O número de mortos nos catastróficos incêndios florestais de Los Angeles aumentou para 24 e espera-se que aumente ainda mais. Somente as 16 mortes diretas do incêndio em Eaton o tornam o quinto incêndio florestal mais mortal da Califórnia, enquanto o incêndio em Palisades, com oito mortes, é classificado como o 14º incêndio mais mortal do estado.
No entanto, o eventual número de mortes resultantes da catástrofe será provavelmente muito, muito maior, assim que os efeitos para a saúde decorrentes do fumo tóxico dos incêndios forem plenamente percebidos. Mortes adicionais podem ser esperadas nos próximos anos devido à perturbação em grande escala na vida das pessoas que um desastre tão colossal provoca – semelhante ao que foi encontrado na sequência de grandes furacões, que têm sido associados a milhares de mortes indirectas até agora. a 15 anos depois de terem atingido.
A fumaça do incêndio florestal é mortal
Num resumo político de 2020, Marshall Burke, professor associado de ciência do sistema terrestre na Universidade de Stanford, escreveu: “Nossa pesquisa sugere que muito mais pessoas provavelmente morrerão devido à exposição à fumaça durante grandes incêndios do que diretamente no fogo, e muito mais pessoas ficam doentes.”
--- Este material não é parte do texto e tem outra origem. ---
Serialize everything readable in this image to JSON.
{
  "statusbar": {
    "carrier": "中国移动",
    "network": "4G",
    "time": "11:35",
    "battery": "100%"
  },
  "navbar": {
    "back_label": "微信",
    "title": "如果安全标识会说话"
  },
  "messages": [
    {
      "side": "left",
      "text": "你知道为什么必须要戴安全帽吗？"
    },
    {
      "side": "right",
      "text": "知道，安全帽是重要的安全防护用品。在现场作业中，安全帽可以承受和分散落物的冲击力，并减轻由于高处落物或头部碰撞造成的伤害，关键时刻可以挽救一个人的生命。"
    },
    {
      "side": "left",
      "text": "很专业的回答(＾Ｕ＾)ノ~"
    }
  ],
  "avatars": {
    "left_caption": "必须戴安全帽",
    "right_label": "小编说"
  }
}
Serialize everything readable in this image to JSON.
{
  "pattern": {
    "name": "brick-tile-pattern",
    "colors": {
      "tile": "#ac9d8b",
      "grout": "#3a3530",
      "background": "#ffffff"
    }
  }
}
A fumaça do incêndio florestal contém altos níveis de PM2,5, partículas com diâmetro não superior a 2,5 mícrons. Há muito que estes têm sido associados ao aumento do risco de doença e morte, uma vez que são pequenos o suficiente para entrar nos pulmões e na corrente sanguínea, onde podem prejudicar os sistemas cardiovascular e respiratório.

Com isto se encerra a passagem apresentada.